A la mañana siguiente ambos fueron encontrados desvanecidos en el fondo de una galería mal ventilada, y desde ese instante nadie dudó en la mina de que un tenebroso pacto ligaba al borrecido ciego con el espíritu del mal. Sus vecinos en la cantera abandonaron sus labores trasladándose a otro sitio, viéndose obligado Fariña para no abandonar la faena a ser barretero y carretillero a la vez. P or aquel exceso de trabajo su musculoso cuerpo fue perdiendo poco a poco aquel aspecto de fuerza y de vigor.Un decaimiento visible se operaba en él, y los obreros que lo observaban atribuíanlo a que el término del nefando pacto debía de estar próximo. Los mineros veían en aquel ciego un enemigo de su tranquilidad y de la existencia de la mina misma. De un hombre que tenía pacto con el Diablo no podía esperarse nada bueno. -Cuando yo muera, la mina morirá conmigo -había dicho el misterioso ciego. En la semana que precedió a la gran catástrofe, Fariña obtuvo la plaza de vigilante nocturno de aquella sección de la mina donde trabajaba, empleo cuyo desempeño le era relativamente fácil.
Ese paraje había sido siempre objeto de vigilancia especial de parte de los ingenieros. Situado debajo del mar, las filtraciones eran abundantísimas en aquella galería y la amenaza de un hundimiento era una idea que preocupaba a los jefes y operarios desde muchos años atrás. Seis de aquellos pilares estaban perforados a la altura de un metro. Con ayuda de la barrena quitó el ciego la arcilla que disimulaba los agujeros, y con la calma y seguridad del que ejecuta una operación largo tiempo meditada, introdujo en cada uno de ellos un cartucho de dinamita.
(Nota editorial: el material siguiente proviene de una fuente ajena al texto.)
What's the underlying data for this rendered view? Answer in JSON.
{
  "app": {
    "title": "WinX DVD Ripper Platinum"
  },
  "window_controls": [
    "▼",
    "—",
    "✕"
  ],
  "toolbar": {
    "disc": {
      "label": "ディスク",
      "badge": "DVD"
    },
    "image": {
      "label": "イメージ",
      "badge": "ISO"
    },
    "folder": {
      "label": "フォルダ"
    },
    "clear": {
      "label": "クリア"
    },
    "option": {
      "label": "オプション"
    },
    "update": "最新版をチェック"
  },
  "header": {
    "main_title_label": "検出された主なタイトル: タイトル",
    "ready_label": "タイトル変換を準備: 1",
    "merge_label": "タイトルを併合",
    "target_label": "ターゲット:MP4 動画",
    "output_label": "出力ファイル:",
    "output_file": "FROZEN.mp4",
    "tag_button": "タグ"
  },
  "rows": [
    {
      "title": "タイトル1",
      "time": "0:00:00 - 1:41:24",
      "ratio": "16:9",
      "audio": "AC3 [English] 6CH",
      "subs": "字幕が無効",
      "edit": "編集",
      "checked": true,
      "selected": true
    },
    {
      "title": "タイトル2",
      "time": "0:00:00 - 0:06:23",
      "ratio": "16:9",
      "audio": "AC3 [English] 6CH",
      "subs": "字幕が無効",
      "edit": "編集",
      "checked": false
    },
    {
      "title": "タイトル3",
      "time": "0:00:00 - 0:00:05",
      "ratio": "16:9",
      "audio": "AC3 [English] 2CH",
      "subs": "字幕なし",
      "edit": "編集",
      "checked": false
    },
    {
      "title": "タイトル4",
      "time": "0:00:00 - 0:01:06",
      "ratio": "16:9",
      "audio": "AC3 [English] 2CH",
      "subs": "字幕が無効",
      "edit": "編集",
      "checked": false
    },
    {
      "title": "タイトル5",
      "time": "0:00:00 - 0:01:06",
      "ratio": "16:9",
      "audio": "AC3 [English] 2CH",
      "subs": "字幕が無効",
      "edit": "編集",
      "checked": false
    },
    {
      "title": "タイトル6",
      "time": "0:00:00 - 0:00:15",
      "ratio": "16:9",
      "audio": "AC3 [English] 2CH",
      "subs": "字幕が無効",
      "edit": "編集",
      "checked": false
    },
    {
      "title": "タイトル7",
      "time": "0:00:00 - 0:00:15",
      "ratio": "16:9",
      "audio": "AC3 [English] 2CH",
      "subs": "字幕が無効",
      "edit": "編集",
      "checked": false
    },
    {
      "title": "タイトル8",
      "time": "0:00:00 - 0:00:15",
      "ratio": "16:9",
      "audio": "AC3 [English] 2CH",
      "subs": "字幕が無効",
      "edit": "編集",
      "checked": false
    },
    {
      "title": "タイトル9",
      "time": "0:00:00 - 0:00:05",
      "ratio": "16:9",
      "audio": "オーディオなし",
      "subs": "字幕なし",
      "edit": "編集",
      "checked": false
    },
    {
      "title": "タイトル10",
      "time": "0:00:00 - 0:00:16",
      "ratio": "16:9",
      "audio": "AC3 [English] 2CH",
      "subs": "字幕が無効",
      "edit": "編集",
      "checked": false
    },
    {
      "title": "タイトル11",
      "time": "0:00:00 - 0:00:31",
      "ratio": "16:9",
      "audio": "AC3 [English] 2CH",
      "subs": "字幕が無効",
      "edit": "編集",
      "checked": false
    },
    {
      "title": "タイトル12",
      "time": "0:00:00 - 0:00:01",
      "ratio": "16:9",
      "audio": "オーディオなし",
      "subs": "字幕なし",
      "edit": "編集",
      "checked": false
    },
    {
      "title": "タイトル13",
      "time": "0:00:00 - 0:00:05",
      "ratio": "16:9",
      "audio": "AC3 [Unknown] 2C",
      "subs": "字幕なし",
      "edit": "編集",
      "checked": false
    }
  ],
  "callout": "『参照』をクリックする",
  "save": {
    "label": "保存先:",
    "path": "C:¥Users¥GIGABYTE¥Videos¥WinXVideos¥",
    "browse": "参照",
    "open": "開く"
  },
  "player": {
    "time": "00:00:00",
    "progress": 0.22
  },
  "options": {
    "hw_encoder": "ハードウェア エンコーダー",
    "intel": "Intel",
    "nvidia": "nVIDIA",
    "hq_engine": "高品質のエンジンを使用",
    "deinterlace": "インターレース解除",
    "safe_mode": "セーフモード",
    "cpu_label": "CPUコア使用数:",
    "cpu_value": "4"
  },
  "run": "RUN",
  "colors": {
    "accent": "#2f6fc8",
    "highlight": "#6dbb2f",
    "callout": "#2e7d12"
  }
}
Después de un instante se inclinó de nuevo: en su mano derecha brillaba un fósforo encendido y un reguero de chispas recorrió velozmente el suelo.El siniestro personaje retrocedió entonces una
veintena de metros por el camino que había traído, quedándose inmóvil con los brazos cruzados en medio del corredor.

Los trabajadores acudían y se agrupaban consternados en torno del pique, contemplando silenciosos a los ingenieros que por medio de sondajes comprobaban el desastre.El agua de mar llenaba toda la mina y subía por el pozo hasta quedar a cincuenta metros de los bordes de la
excavación.

El nombre de Fariña estaba en todos los labios, y nadie dudó un instante de que fuera el autor de la catástrofe.